Was sagen Sie denn, meine Herren Zwischenschreier,
was sagen Sie dazu, wenn heute ein Blatt von Ihnen,
ein führendes, immer die Regierungspolitik unterstützendes Blatt wörtlich schreibt:
Der Kanzler hat einen weit kühneren Plan: Wiederaufrüstung, dann Gespräche mit den Russen in der Absicht, sie zu bewegen, hinter den Bug zurückzuweichen.
— Hinter den Fluß Bug, ja, in Ostpolen!
An diesem Ziel hält Dr. Adenauer seit langem mit Hartnäckigkeit fest.
Das ist auch schon der erste Teil auf dem berüchtigten Weg zum Ural! Von diesem Weg hinter den Bug
haben wir schon einmal gehört, und vor dem warnen wir mit aller Entschiedenheit!
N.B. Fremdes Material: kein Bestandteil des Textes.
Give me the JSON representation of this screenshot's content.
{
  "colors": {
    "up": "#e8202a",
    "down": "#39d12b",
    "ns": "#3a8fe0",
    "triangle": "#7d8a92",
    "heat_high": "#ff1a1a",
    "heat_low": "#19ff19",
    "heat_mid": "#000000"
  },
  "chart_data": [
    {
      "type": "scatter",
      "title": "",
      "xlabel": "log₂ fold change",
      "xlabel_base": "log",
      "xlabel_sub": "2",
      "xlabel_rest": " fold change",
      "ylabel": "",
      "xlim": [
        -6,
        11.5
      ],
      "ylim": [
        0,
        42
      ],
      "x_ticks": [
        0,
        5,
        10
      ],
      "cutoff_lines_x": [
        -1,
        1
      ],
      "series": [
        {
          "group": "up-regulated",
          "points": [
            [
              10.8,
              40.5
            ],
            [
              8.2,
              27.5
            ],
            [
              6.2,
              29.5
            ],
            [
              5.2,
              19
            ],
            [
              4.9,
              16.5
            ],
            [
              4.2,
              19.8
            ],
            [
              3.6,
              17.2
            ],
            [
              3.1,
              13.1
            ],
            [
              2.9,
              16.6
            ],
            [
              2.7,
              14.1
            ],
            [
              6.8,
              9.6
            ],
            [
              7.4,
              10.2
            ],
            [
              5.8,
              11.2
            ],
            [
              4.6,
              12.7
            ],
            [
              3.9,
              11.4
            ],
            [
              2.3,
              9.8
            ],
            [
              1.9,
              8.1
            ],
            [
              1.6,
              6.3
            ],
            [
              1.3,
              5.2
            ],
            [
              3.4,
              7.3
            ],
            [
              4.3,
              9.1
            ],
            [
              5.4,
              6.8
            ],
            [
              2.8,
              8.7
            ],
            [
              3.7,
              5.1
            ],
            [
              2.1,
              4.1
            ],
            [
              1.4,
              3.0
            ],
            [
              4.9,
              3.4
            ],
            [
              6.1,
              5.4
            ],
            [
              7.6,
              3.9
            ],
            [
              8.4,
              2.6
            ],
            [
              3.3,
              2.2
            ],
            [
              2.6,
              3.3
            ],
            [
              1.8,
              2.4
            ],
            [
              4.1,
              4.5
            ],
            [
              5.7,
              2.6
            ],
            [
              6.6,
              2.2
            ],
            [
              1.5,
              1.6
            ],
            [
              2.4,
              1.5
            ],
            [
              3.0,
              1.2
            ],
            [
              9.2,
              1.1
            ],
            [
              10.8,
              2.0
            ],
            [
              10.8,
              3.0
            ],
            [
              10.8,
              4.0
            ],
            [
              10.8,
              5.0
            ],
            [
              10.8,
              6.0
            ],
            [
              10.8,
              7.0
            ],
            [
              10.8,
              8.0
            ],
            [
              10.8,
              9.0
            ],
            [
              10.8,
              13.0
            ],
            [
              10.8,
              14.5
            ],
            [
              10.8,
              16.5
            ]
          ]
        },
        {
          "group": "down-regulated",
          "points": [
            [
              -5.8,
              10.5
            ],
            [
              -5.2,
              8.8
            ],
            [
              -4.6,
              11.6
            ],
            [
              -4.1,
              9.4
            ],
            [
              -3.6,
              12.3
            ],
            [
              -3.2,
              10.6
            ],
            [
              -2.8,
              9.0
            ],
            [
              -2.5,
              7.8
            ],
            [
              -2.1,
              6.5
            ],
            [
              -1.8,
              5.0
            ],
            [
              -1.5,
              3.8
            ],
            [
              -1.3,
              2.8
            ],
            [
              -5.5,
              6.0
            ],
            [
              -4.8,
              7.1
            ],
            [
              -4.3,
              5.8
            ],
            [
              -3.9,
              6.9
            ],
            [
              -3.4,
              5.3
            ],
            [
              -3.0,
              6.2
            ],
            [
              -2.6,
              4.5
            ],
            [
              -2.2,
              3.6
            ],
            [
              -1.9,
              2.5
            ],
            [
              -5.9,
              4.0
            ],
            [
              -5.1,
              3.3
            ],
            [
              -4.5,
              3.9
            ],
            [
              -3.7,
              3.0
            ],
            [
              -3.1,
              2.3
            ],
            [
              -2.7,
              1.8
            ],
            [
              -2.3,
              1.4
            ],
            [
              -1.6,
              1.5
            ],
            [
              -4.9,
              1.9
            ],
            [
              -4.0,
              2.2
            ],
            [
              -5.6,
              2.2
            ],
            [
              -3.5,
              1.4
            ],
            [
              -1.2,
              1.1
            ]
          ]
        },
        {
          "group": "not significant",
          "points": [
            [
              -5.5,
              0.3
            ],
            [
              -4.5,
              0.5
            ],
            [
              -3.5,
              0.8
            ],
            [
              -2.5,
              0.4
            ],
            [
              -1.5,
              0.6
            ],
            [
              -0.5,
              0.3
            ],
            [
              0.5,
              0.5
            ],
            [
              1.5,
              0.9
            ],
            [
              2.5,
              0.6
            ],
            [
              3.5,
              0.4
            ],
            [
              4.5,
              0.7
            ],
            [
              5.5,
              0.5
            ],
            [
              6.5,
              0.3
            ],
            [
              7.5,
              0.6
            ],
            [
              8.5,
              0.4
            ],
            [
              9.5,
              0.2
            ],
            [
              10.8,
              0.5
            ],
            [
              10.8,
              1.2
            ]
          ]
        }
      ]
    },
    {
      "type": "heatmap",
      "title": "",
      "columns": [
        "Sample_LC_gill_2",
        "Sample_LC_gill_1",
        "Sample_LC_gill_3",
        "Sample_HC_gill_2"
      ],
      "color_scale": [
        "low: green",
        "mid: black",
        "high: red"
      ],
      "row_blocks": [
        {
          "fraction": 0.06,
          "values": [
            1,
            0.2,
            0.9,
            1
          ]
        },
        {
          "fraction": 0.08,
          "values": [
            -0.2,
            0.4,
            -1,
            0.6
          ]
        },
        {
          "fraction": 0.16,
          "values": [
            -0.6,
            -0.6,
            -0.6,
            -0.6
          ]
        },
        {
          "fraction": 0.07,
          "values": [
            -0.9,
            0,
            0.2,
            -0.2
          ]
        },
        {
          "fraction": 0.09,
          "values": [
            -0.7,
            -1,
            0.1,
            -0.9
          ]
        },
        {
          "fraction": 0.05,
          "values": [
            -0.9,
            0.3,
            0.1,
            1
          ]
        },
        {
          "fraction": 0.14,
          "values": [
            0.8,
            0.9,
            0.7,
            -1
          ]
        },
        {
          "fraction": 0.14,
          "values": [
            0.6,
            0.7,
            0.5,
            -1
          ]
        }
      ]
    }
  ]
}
Es wäre sehr gut gewesen, wenn heute ein Redner auf diesen blühenden Unsinn,
den die „Frankfurter Allgemeine Zeitung" vertreten hat, eingegangen wäre!
— Meine Herren von der CDU/CSU, Sie können nicht mit Lachen und Zwischenrufen hier so wichtige Dinge niederschreien! Es sollte Aufgabe dieses Bundestages sein, alle diese Entgleisungen, diese falschen Wege der Regierungspolitik zu kritisieren und einen Weg aufzuzeigen, wie man es besser machen kann.
Das verhindern Sie durch Ihr Schreien. Es tut mir außerordentlich leid, daß ich nicht länger zu diesem ganzen Thema sprechen kann.
Ich möchte schließen mit einem Satz Bismarcks:
„Man darf den Faden der Verhandlungen niemals abreißen lassen". Und weil der Herr Bundeskanzler heute schon Schweizer Zeitungen zitierte, möchte ich ihm ebenfalls sagen, was einer der bekanntesten Schweizer Professoren neulich erklärte. Er sagte, Ziel schon der Bismarckschen Politik war es, und Ziel der heutigen Politik Deutschlands müßte es eigentlich sein, sowohl dem Westen wie dem Osten klarzumachen, daß ein Deutschland, das sich bei diesen Auseinandersetzungen zwischen West und Ost nicht beteiligt und nicht einmischt, heute im Interesse der ganz en Welt handeln würde.